Advertising in virtual reality, then, is currently mostly relegated to having an entire program act as the ad. Ahead of the release of Spider-Man: Homecoming, for instance, Sony released the Spider-Man: Homecoming – Virtual Reality Experience on PSVR, putting the player in the shoes (and web gauntlets) of Spidey.
The recently-released DLC pack for VR rhythm game Beat Sabre has the logo of the musician projected onto moving walls that the player must avoid (which tends to focus one’s attention on the logo).
For now these early efforts are mostly experimental. But with the VR industry tipped to grow enormously in the years to 2022, it’s inevitable that we will see new, flexible advertising models in VR to reach consumers who are engaged in ways that were previously impossible.
Advertising within video games is nothing new. One early platformer – Zool – was effectively a game-length advertisement for the lollipop brand Chupa-Chups, while its spiritual successor PepsiMan is still bizarrely fondly remembered (another successor, the Burger King-sponsored Sneak King, less so).
The difference now is that technology and changing video game culture is enabling programmatic buying and selling of in-game ads.

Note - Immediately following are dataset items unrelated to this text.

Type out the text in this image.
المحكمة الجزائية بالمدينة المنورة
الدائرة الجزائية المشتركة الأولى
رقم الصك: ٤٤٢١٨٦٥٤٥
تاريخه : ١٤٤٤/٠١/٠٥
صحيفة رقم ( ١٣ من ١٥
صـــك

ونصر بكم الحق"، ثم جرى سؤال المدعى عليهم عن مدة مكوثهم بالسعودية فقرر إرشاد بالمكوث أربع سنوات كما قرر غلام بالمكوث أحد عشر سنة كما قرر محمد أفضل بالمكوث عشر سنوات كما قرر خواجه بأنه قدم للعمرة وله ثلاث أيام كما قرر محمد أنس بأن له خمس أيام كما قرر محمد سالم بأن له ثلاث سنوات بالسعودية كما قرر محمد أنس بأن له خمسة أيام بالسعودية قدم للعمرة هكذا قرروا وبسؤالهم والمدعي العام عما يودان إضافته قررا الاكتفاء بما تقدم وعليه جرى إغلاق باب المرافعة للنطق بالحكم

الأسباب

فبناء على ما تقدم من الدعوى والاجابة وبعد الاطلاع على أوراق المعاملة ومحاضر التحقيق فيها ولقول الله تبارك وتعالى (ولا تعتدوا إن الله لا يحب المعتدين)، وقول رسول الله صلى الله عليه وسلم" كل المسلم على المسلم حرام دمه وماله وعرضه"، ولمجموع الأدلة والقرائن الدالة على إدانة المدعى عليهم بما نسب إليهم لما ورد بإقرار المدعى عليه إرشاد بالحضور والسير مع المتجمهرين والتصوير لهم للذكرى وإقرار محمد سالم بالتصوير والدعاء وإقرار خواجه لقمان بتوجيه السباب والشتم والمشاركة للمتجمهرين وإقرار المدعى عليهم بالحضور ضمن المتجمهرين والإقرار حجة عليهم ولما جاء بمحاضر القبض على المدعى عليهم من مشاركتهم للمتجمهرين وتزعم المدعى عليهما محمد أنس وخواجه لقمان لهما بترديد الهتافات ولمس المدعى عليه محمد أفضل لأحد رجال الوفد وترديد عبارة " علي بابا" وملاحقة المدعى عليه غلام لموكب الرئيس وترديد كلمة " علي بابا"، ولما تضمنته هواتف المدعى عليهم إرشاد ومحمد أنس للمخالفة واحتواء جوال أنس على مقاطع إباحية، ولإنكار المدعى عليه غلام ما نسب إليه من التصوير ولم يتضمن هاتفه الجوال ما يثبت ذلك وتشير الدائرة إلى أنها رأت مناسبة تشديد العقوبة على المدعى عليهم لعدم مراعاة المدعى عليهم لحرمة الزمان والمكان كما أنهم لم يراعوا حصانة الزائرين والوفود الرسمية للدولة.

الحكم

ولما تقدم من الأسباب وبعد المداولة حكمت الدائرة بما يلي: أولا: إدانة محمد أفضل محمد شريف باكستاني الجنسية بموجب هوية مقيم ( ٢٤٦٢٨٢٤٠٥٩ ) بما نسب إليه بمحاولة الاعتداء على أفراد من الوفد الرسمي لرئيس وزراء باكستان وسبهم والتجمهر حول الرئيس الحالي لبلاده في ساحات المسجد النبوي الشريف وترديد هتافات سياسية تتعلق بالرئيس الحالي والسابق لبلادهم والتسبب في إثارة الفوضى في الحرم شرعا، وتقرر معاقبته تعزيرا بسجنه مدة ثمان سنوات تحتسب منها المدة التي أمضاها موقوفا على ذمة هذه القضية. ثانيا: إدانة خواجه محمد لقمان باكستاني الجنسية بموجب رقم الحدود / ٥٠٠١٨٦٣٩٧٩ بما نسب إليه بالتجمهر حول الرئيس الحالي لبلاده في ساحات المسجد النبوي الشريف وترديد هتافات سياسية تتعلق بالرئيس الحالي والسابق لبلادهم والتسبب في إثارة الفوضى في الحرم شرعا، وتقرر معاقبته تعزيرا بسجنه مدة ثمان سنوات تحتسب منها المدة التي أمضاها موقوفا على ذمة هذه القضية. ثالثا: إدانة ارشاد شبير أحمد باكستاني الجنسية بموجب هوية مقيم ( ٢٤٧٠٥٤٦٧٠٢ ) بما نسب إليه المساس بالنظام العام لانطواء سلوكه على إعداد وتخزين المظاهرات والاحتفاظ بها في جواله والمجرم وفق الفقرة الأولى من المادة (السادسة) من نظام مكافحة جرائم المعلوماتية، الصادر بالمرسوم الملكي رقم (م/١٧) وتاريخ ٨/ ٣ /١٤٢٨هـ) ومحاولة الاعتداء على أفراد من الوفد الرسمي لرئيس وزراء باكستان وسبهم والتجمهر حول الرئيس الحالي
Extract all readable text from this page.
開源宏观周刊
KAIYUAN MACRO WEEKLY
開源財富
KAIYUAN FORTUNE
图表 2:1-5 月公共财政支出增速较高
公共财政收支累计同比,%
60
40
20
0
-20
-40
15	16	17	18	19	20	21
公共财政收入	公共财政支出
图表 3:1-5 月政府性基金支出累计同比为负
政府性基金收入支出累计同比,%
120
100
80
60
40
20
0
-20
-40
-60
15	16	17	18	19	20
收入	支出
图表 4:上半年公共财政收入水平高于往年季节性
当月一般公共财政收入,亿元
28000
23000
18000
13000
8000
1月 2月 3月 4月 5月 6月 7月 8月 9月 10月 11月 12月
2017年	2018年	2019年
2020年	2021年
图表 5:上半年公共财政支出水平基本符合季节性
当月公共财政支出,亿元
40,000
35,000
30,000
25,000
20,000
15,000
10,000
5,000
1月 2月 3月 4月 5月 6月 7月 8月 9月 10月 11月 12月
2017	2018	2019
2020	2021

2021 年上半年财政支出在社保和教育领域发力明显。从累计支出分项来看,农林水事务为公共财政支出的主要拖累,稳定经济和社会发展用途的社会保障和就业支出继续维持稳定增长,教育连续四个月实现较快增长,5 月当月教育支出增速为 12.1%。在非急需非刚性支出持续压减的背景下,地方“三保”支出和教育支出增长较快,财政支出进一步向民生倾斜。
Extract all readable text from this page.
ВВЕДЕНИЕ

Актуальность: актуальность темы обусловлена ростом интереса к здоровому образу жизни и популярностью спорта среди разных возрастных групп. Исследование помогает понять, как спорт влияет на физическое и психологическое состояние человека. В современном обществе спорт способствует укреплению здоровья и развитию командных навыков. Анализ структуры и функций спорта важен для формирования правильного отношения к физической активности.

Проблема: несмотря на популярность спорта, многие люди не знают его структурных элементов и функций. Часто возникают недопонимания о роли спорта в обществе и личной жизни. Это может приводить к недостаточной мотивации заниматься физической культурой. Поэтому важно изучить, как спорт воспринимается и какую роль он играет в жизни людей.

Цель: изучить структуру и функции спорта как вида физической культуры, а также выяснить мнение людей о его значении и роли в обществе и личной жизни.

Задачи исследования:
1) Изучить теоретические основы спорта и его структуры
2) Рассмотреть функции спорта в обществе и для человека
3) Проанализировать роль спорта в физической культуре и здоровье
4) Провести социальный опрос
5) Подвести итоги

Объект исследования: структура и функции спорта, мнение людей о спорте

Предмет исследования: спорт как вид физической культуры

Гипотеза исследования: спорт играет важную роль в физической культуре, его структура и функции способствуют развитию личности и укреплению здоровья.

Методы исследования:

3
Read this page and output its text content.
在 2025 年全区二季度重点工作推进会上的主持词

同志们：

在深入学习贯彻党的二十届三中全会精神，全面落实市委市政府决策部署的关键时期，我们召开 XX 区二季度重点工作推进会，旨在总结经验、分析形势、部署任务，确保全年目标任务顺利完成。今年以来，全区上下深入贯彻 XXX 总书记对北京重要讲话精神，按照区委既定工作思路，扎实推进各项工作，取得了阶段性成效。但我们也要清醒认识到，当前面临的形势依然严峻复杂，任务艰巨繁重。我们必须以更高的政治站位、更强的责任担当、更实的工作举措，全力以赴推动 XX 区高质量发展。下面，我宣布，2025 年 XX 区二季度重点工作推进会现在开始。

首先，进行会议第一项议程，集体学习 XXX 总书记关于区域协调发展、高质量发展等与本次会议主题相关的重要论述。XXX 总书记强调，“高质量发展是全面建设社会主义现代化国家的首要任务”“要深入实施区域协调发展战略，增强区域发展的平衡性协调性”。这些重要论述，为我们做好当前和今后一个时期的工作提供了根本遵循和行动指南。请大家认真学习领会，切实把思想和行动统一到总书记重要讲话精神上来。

For instance, as long as there have been football games, there have been advertising hoardings alongside the pitch. Now, however, technology allows for the buying and selling of those billboards in practically real time, so that brands can be affiliated with a game for as long or short a time as they’d like.
And following a trial last year, Capcom’s Street Fighter V allows players to have brand logos inserted directly onto their character models, in return for an increased amount of in-game currency.
It’s a far cry from the old days when games (particularly in Japan) would negotiate for the rights to use Doritos as in-game items that would heal the main character…
The dream of giant holographic ads is still outside our reach, so we won’t see scenes like those from Blade Runner 2049 or Ghost in the Shell. Given the dystopian nature of those franchises, that’s probably for the best.
Despite that, there have been huge strides made towards attention-grabbing 3D ads, even if they don’t strictly qualify as ‘holograms’. Alasdair Muller, group sales director at The Media Factory, explains: “Most of the technology is not truly hologram technology but is projection or LED-based and merely marketed as such.” Those most common are point-of-sale gimmicks, though it’s likely that will change over the next few years, as Muller explains:
“In today’s crowded digital advertising landscape, consumer attention is a much sought-after currency… So the aim is to capture attention and to hold the viewer’s attention for as long as possible. Holograms certainly grab consumers’ attention and offer the ‘wow’ factor to advertisers.”
So while we don’t (yet!) have Futurama‘s ability to beam advertisements directly into people’s dreams, technology is already enabling brands to reach consumers in ways that would have previously been unthinkable. The future is now.